La risalita del dollaro

Berwari ha sottolineato che la valuta irachena ha toccato i minimi storici rispetto al dollaro USA dopo la visita del primo ministro iracheno Mustafa Al-Kadhimi in Turchia: “Questo ha anche un collegamento diretto con l’economia irachena. Le forze internazionali hanno fatto crollare le valute di Iran, Turchia e Siria e ora vogliono fare pressione sulla valuta irachena. La situazione economica peggiorerà. Stati come Gran Bretagna, Francia, Italia, Germania, Israele e America che cercano di dominare l’Iraq non vogliono che la Turchia e l’Iran abbiano voce in capitolo sulle fonti di ricchezza in Iraq e farebbero tutto il necessario per impedirlo. Ciò è dovuto soprattutto al fatto che in particolare gli Stati Uniti, le loro truppe di stanza nella regione e le forze affiliate non permetteranno alla Turchia e all’Iran di sfruttare le opportunità derivanti dai conflitti “.Berwari ha rimarcato la caduta libera del dinaro iracheno rispetto al dollaro, aggiungendo: “Si impegnano in ricatti o minacce, dicendo ‘Se vai troppo lontano, manderemo in frantumi la tua economia’”.
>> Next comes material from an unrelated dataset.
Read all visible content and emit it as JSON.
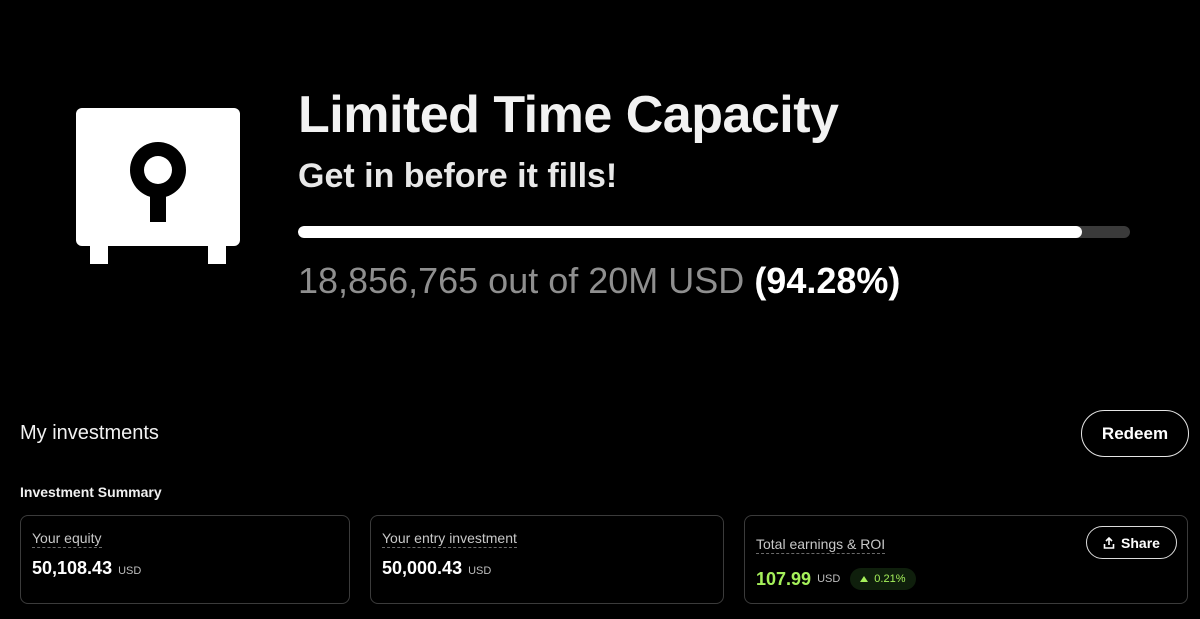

Kamuran ha valutato le osservazioni del governatore di Duhok Ali Teter sul campo profughi di Maxmur; “Il presidente della Turchia potrebbe aver chiesto al governatore di Duhok di fare la stessa cosa di Shengal. Perché la Turchia e l’Iraq hanno sempre piani su tutti i curdi e sul Kurdistan, proprio come il campo di Maxmur.
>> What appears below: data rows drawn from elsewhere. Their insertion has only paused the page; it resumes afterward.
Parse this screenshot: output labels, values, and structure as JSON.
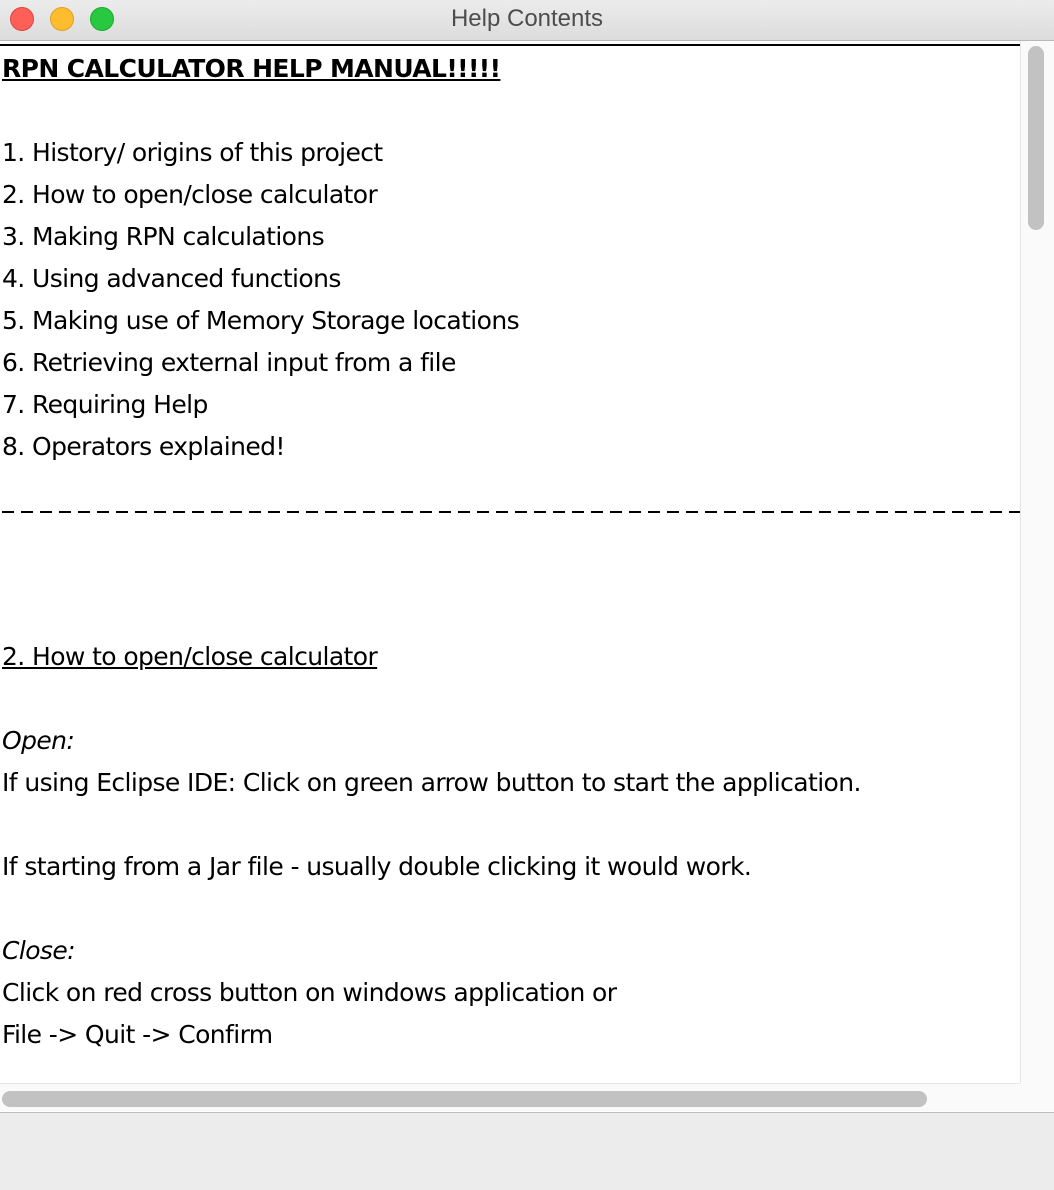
{
  "window": {
    "title": "Help Contents"
  },
  "document": {
    "heading": "RPN CALCULATOR HELP MANUAL!!!!!",
    "toc": [
      "1. History/ origins of this project",
      "2. How to open/close calculator",
      "3. Making RPN calculations",
      "4. Using advanced functions",
      "5. Making use of Memory Storage locations",
      "6. Retrieving external input from a file",
      "7. Requiring Help",
      "8. Operators explained!"
    ],
    "section2": {
      "heading": "2. How to open/close calculator",
      "open_label": "Open:",
      "open_line1": "If using Eclipse IDE: Click on green arrow button to start the application.",
      "open_line2": "If starting from a Jar file - usually double clicking it would work.",
      "close_label": "Close:",
      "close_line1": "Click on red cross button on windows application or",
      "close_line2": "File -> Quit -> Confirm"
    }
  }
}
Nessun buon risultato per i curdi

Kamuran ha sottolineato che i negoziati tra Turchia e Iraq non porterebbero mai un buon risultato per i curdi e l’ultimo incontro potrebbe rivelare una situazione travagliata per il KDP perché ci sono tentativi di chiudere il passaggio di confine di Ibrahim Khalil. Ha sostenuto che la chiusura del passaggio di confine potrebbe sferrare un duro colpo al commercio tra Turchia e Bashur:

“È necessario dirlo chiaramente; lo Stato turco vuole invadere il Kurdistan del sud. Ha esercitato un’influenza sul Bashur in termini politici, economici, militari e sociali. Non è solo una questione di occupazione contro Shengal e il Rojava, ma un’occupazione dell’intero Kurdistan in tutti i sensi. Ogni stato può avere richieste o minacce riguardanti l’amministrazione del Kurdistan meridionale, ma ciò non significa che l’amministrazione del Bashur si sottometterà a ogni richiesta o minaccia, ovvero l’amministrazione del Kurdistan meridionale dovrebbe avere un atteggiamento nei loro confronti, altrimenti tutti hanno un obiettivo chiaro: invadere il Kurdistan meridionale.